In vitro translation of mushroom tyrosinase

Mushroom tyrosinase was purified and antibodies prepared against the holo enzyme and a protein of 26,000 daltons. Both antibodies recognized the large subunit of the enzyme but only one recognized the 26,000 dalton protein. Poly A+ mRNA was isolated from mushrooms, translated in vitro, and a 41,000 dalton protein immunoprecipitated from the translation mix with either antibody. This 41,000 dalton protein presumably corresponds to the large subunit of the holoenzyme. Antibodies against the holoenzyme also immunoprecipitated another translation product with a molecular weight of 15,000 daltons corresponding to the small subunit of the holoenzyme. These results suggest that each subunit may be coded for by different genes and undergo posttranslational processing.     

Irreversible binding of ethynyl-estradiol metabolites to protein and nucleic acids as catalyzed by rat liver microsomes and mushroom tyrosinase

It is known that most carcinogenic chemicals can be bound irreversibly to proteins or nucleic acids. A study is presented that explored the irreversible binding of 17alpha-ethinyl estradiol to proteins and nucleic acids by the catalytic action of rat liver microsomes and muschroom tyrosinase. The microsomal binding reaction was inhibited by glutathione and cysteine and its derivatives though it was not affected by lysine and amines. Binding reactivity in the tyrosinase system was inhibited by glutathione, cysteine and its derivates, lysine, and amines. Polylysine did not bind the metabolite of ethinyl estradiol, which suggests the NH2 groups do not bind to the intermediate in the microsomal reaction. However, polylysine did bind irreversibly with esthinyl estradiol metabolites in tyrosinase catalysis. The nonenzymatic reaction of 17beta-hydroxy-4,10(1)-estradiene-2,3-dione with cysteine, lysine, and lysine derivates was found to support the thesis that estrogen o-quinones are the intermediates involved in the protein binding of estrogens in tyrosinase catalysis. An irreversible binding of ethinyl estradiol to DNA and RNA occurred with tyrosinase but not with rat liver microsomes. It was concluded that the results of rat liver microsome catalysis make it unlikely that estrogens are chemical carcinogens.     

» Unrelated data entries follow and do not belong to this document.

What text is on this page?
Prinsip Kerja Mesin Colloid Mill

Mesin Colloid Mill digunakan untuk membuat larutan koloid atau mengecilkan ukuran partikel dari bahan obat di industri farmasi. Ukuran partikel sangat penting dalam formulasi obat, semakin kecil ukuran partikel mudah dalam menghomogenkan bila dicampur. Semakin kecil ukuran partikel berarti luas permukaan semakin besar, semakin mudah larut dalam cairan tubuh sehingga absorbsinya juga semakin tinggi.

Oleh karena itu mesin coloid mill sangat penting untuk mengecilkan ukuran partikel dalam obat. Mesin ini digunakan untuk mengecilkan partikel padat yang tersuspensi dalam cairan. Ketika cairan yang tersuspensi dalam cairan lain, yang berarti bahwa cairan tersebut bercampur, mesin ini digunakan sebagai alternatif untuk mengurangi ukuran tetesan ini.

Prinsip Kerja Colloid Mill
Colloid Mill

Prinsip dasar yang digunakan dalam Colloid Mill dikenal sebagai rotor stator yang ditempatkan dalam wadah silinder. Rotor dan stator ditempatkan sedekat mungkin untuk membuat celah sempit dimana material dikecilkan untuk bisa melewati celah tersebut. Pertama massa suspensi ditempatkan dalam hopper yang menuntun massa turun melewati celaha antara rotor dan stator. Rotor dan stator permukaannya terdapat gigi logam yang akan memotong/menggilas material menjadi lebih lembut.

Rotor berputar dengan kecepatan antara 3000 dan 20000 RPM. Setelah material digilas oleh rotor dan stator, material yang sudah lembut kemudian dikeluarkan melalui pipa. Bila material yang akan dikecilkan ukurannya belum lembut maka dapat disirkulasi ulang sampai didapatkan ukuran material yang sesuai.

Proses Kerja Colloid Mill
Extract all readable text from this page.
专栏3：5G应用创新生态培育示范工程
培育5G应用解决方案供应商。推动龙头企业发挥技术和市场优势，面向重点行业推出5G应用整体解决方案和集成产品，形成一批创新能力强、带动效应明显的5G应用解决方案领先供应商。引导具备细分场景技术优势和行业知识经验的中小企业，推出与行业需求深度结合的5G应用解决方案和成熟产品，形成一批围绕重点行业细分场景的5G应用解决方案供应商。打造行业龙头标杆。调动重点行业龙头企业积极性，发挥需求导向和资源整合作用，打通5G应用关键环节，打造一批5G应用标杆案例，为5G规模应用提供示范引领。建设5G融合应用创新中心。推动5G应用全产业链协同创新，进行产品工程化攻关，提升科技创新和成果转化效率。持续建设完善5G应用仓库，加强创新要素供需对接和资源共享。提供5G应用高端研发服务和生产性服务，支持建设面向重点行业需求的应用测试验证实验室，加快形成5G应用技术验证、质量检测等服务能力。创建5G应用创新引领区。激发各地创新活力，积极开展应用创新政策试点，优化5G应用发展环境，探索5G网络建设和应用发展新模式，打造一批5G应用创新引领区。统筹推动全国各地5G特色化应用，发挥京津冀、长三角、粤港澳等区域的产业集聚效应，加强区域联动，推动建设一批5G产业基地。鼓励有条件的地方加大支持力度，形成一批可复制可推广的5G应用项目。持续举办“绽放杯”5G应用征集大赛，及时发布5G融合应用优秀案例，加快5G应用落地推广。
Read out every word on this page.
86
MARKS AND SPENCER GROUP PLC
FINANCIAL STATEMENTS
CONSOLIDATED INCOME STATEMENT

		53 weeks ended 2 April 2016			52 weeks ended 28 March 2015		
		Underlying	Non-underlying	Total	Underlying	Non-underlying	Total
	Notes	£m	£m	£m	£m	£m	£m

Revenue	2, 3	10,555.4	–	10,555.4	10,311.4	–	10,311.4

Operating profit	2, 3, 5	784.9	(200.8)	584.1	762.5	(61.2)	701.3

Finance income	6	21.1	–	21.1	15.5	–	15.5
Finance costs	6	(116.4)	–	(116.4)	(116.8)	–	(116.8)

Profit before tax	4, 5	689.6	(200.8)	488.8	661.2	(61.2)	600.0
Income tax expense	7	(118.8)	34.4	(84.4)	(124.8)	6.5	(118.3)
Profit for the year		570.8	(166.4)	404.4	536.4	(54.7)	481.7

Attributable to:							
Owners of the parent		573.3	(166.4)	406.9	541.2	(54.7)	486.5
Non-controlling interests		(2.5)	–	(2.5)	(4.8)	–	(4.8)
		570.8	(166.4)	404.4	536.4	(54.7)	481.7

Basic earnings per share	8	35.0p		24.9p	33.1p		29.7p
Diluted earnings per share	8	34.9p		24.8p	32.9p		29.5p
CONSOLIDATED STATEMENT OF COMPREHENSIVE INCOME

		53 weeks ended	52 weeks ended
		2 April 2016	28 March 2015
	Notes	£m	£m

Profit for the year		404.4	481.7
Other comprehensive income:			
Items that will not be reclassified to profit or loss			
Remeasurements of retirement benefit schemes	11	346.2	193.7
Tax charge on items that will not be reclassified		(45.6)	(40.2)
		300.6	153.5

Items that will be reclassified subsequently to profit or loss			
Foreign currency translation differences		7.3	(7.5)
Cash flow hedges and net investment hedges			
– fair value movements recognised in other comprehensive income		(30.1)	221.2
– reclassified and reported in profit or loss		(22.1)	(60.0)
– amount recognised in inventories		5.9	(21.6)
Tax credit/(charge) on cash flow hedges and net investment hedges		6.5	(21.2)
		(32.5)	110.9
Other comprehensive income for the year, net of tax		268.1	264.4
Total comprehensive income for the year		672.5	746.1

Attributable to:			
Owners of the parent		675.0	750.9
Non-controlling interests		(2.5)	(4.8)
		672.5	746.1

Enzymatic synthesis of 3'-hydroxyacetaminophen catalyzed by tyrosinase

3'-Hydroxyacetaminophen, a catechol metabolite of N-acetyl-p-aminophenol (acetaminophen) and N-acetyl-m-aminophenol (a structural analogue of acetaminophen and considered as a possible alternative because it is not hepatotoxic), is enzymatically synthesized for the first time using mushroom tyrosinase. Although reported to be weakly hepatotoxic in vivo, this catechol derivative of acetaminophen is not commercially available. This compound was obtained from its monophenolic precursor, acetaminophen, using the enzyme tyrosinase in the presence of an excess of ascorbic acid, thus reducing back the o-quinone product of catalytic activity to the catechol acetaminophen derivative. A mathematical model of the system is proposed, which is also applicable to the tyrosinase-mediated synthesis of any o-diphenolic compound from its corresponding monophenol. This synthesis procedure is continuous, easy to perform and control, and adaptable to a bioreactor with the immobilized enzyme for industrial purposes in a nonpolluting way.